A plaintiff raising FLSA claims must show that an employment relationship existed between himself and the putative employers, no matter their number.  Often, a plaintiff will name an individual supervisor or manager as a defendant, in addition to the company.  In the recent case of Montero v. The Brickman Group et al, a District of New Jersey judge outlined what it means, or does not mean, to be an employer under the FLSA. 

Herein, the plaintiff named an individual manager as being someone who "controlled and managed the terms and conditions of employment for employees who worked at Brickman, "including but not limited to their compensation..."   He also alleged that he questioned the manager as to why he was not receiving overtime and expressed a concern that he was not being properly paid.

On these facts,  ruling on a Federal Rule of Civil Procedure 12(b)(6) Motion, the Court dismissed the action against the supervisor.  The Court emphasized that the plaintiff failed to show that the manager had any operational control over him, as to expose him to liability under the FLSA as an employer.  The Court also noted that the only basis for these statements made in the Complaint was "information and belief."

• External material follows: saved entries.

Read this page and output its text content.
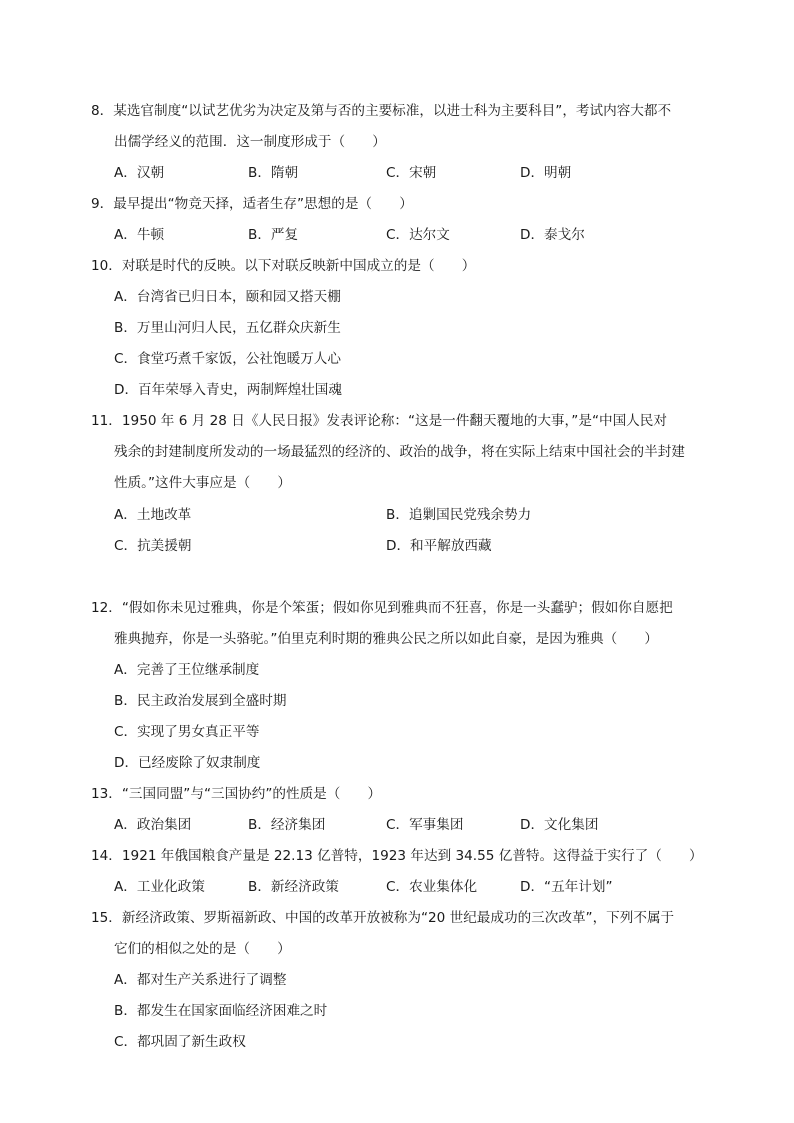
8．某选官制度“以试艺优劣为决定及第与否的主要标准，以进士科为主要科目”，考试内容大都不
出儒学经义的范围．这一制度形成于（　　）
A．汉朝	B．隋朝	C．宋朝	D．明朝
9．最早提出“物竞天择，适者生存”思想的是（　　）
A．牛顿	B．严复	C．达尔文	D．泰戈尔
10．对联是时代的反映。以下对联反映新中国成立的是（　　）
A．台湾省已归日本，颐和园又搭天棚
B．万里山河归人民，五亿群众庆新生
C．食堂巧煮千家饭，公社饱暖万人心
D．百年荣辱入青史，两制辉煌壮国魂
11．1950 年 6 月 28 日《人民日报》发表评论称：“这是一件翻天覆地的大事，”是“中国人民对
残余的封建制度所发动的一场最猛烈的经济的、政治的战争，将在实际上结束中国社会的半封建
性质。”这件大事应是（　　）
A．土地改革	B．追剿国民党残余势力
C．抗美援朝	D．和平解放西藏
12．“假如你未见过雅典，你是个笨蛋；假如你见到雅典而不狂喜，你是一头蠢驴；假如你自愿把
雅典抛弃，你是一头骆驼。”伯里克利时期的雅典公民之所以如此自豪，是因为雅典（　　）
A．完善了王位继承制度
B．民主政治发展到全盛时期
C．实现了男女真正平等
D．已经废除了奴隶制度
13．“三国同盟”与“三国协约”的性质是（　　）
A．政治集团	B．经济集团	C．军事集团	D．文化集团
14．1921 年俄国粮食产量是 22.13 亿普特，1923 年达到 34.55 亿普特。这得益于实行了（　　）
A．工业化政策	B．新经济政策	C．农业集体化	D．“五年计划”
15．新经济政策、罗斯福新政、中国的改革开放被称为“20 世纪最成功的三次改革”，下列不属于
它们的相似之处的是（　　）
A．都对生产关系进行了调整
B．都发生在国家面临经济困难之时
C．都巩固了新生政权
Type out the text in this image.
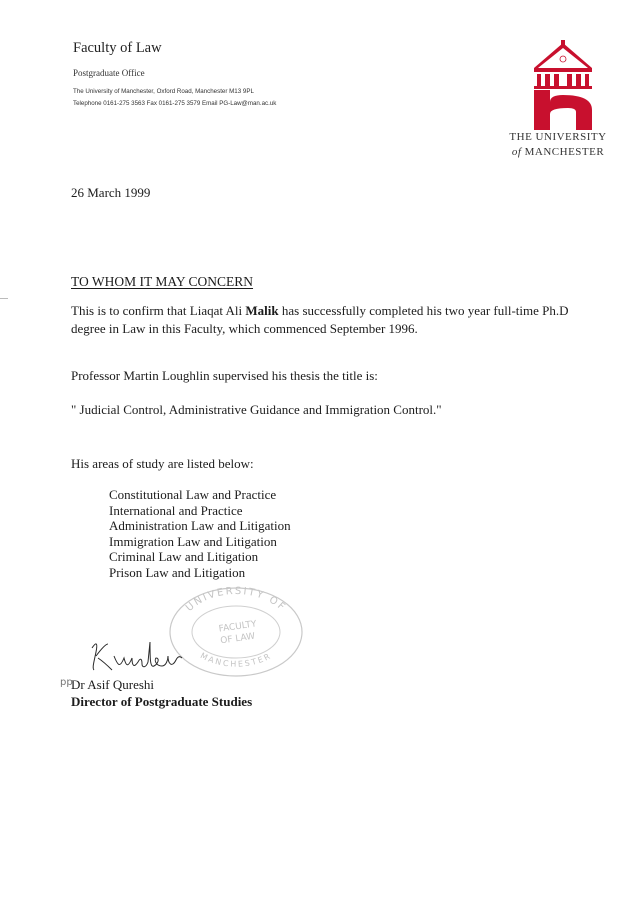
Faculty of Law
Postgraduate Office
The University of Manchester, Oxford Road, Manchester M13 9PL
Telephone 0161-275 3563 Fax 0161-275 3579 Email PG-Law@man.ac.uk
THE UNIVERSITY
of MANCHESTER
26 March 1999
TO WHOM IT MAY CONCERN
This is to confirm that Liaqat Ali Malik has successfully completed his two year full-time Ph.D degree in Law in this Faculty, which commenced September 1996.
Professor Martin Loughlin supervised his thesis the title is:
" Judicial Control, Administrative Guidance and Immigration Control."
His areas of study are listed below:
Constitutional Law and Practice
International and Practice
Administration Law and Litigation
Immigration Law and Litigation
Criminal Law and Litigation
Prison Law and Litigation
UNIVERSITY OF
MANCHESTER
FACULTY
OF LAW
pp
Dr Asif Qureshi
Director of Postgraduate Studies
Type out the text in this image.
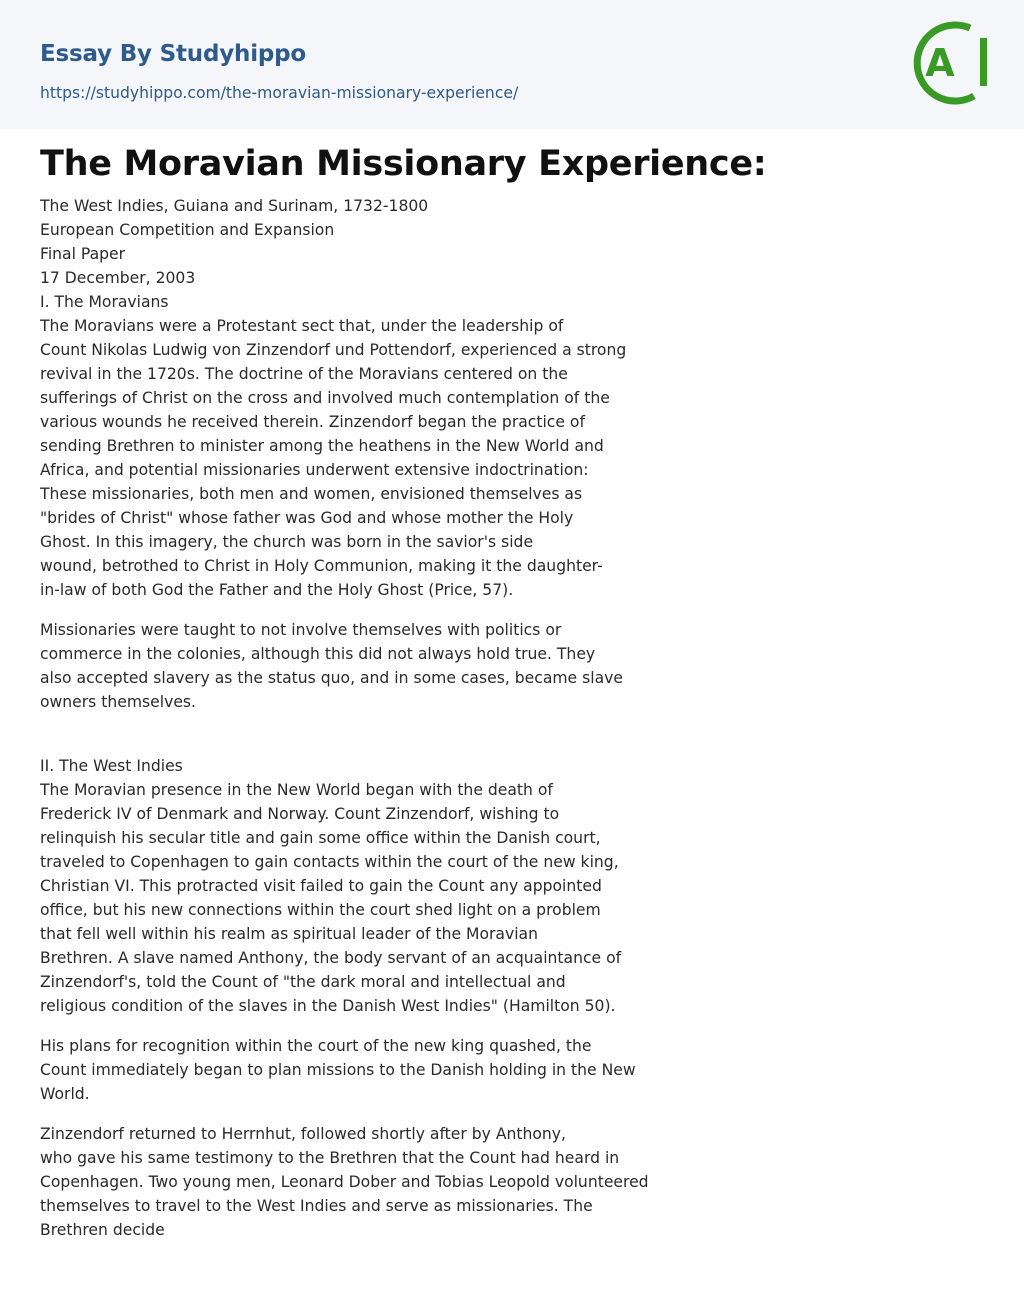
Essay By Studyhippo
https://studyhippo.com/the-moravian-missionary-experience/
A
The Moravian Missionary Experience:
The West Indies, Guiana and Surinam, 1732-1800
European Competition and Expansion
Final Paper
17 December, 2003
I. The Moravians

The Moravians were a Protestant sect that, under the leadership of
Count Nikolas Ludwig von Zinzendorf und Pottendorf, experienced a strong
revival in the 1720s. The doctrine of the Moravians centered on the
sufferings of Christ on the cross and involved much contemplation of the
various wounds he received therein. Zinzendorf began the practice of
sending Brethren to minister among the heathens in the New World and
Africa, and potential missionaries underwent extensive indoctrination:
These missionaries, both men and women, envisioned themselves as
"brides of Christ" whose father was God and whose mother the Holy
Ghost. In this imagery, the church was born in the savior's side
wound, betrothed to Christ in Holy Communion, making it the daughter-
in-law of both God the Father and the Holy Ghost (Price, 57).

Missionaries were taught to not involve themselves with politics or
commerce in the colonies, although this did not always hold true. They
also accepted slavery as the status quo, and in some cases, became slave
owners themselves.

II. The West Indies

The Moravian presence in the New World began with the death of
Frederick IV of Denmark and Norway. Count Zinzendorf, wishing to
relinquish his secular title and gain some office within the Danish court,
traveled to Copenhagen to gain contacts within the court of the new king,
Christian VI. This protracted visit failed to gain the Count any appointed
office, but his new connections within the court shed light on a problem
that fell well within his realm as spiritual leader of the Moravian
Brethren. A slave named Anthony, the body servant of an acquaintance of
Zinzendorf's, told the Count of "the dark moral and intellectual and
religious condition of the slaves in the Danish West Indies" (Hamilton 50).

His plans for recognition within the court of the new king quashed, the
Count immediately began to plan missions to the Danish holding in the New
World.

Zinzendorf returned to Herrnhut, followed shortly after by Anthony,
who gave his same testimony to the Brethren that the Count had heard in
Copenhagen. Two young men, Leonard Dober and Tobias Leopold volunteered
themselves to travel to the West Indies and serve as missionaries. The
Brethren decide
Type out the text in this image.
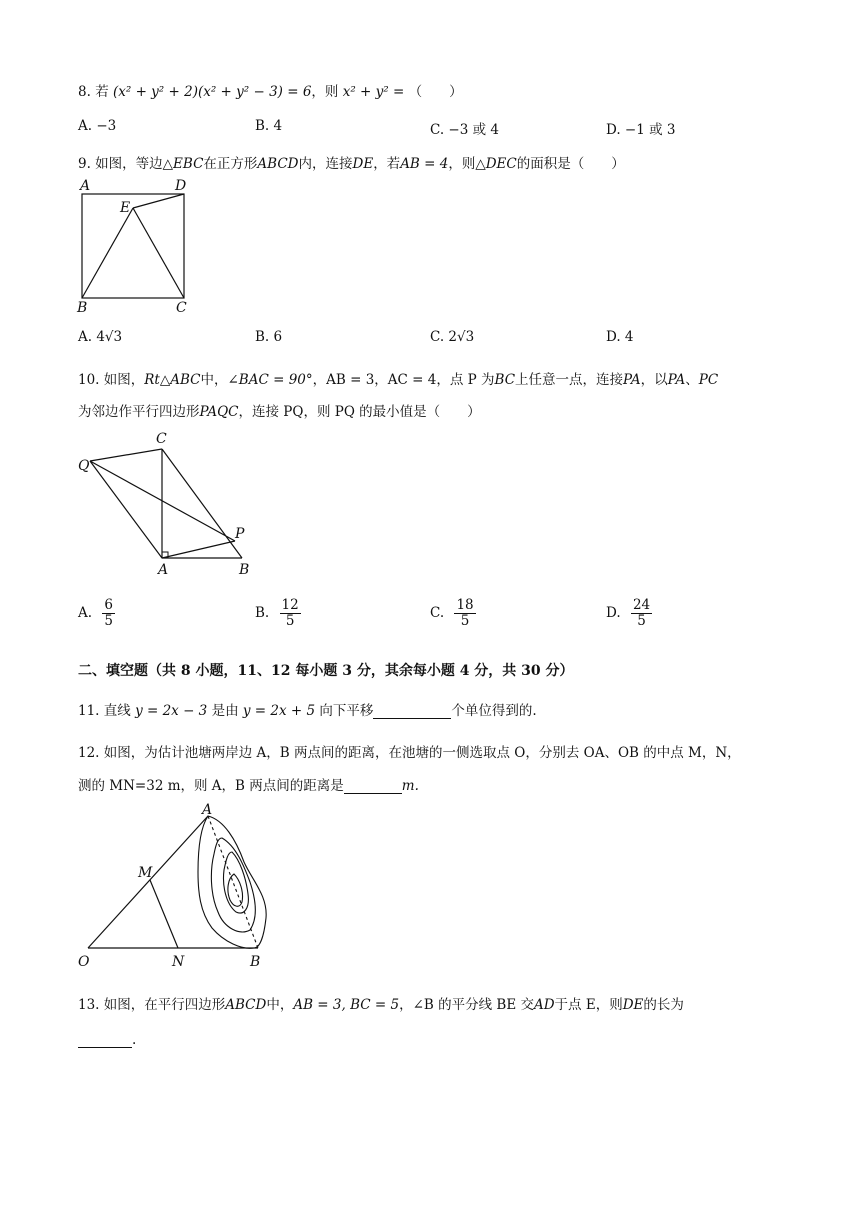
8. 若 (x² + y² + 2)(x² + y² − 3) = 6，则 x² + y² = （　　）
A. −3	B. 4	C. −3 或 4	D. −1 或 3
9. 如图，等边△EBC在正方形ABCD内，连接DE，若AB = 4，则△DEC的面积是（　　）
A	D
E
B	C
A. 4√3	B. 6	C. 2√3	D. 4
10. 如图，Rt△ABC中，∠BAC = 90°，AB = 3，AC = 4，点 P 为BC上任意一点，连接PA，以PA、PC
为邻边作平行四边形PAQC，连接 PQ，则 PQ 的最小值是（　　）
C
Q
P
A	B
A. $\frac{6}{5}$	B. $\frac{12}{5}$	C. $\frac{18}{5}$	D. $\frac{24}{5}$
二、填空题（共 8 小题，11、12 每小题 3 分，其余每小题 4 分，共 30 分）
11. 直线 y = 2x − 3 是由 y = 2x + 5 向下平移	个单位得到的.
12. 如图，为估计池塘两岸边 A，B 两点间的距离，在池塘的一侧选取点 O，分别去 OA、OB 的中点 M，N，
测的 MN=32 m，则 A，B 两点间的距离是	m.
A
M
O	N	B
13. 如图，在平行四边形ABCD中，AB = 3, BC = 5，∠B 的平分线 BE 交AD于点 E，则DE的长为
.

The lesson here is that individual managers who are named in a Complaint can be kicked out early in a case, especially if they are a second-level or higher manager whose relationship to the employee is tenuous.  Only those supervisors who determined the hours worked and how the employee was paid or classified might potentially be on the hook for wages as an "employer."  Tactically, I believe this is a good move for defense practitioners as it shifts the momentum in the case and pushes back.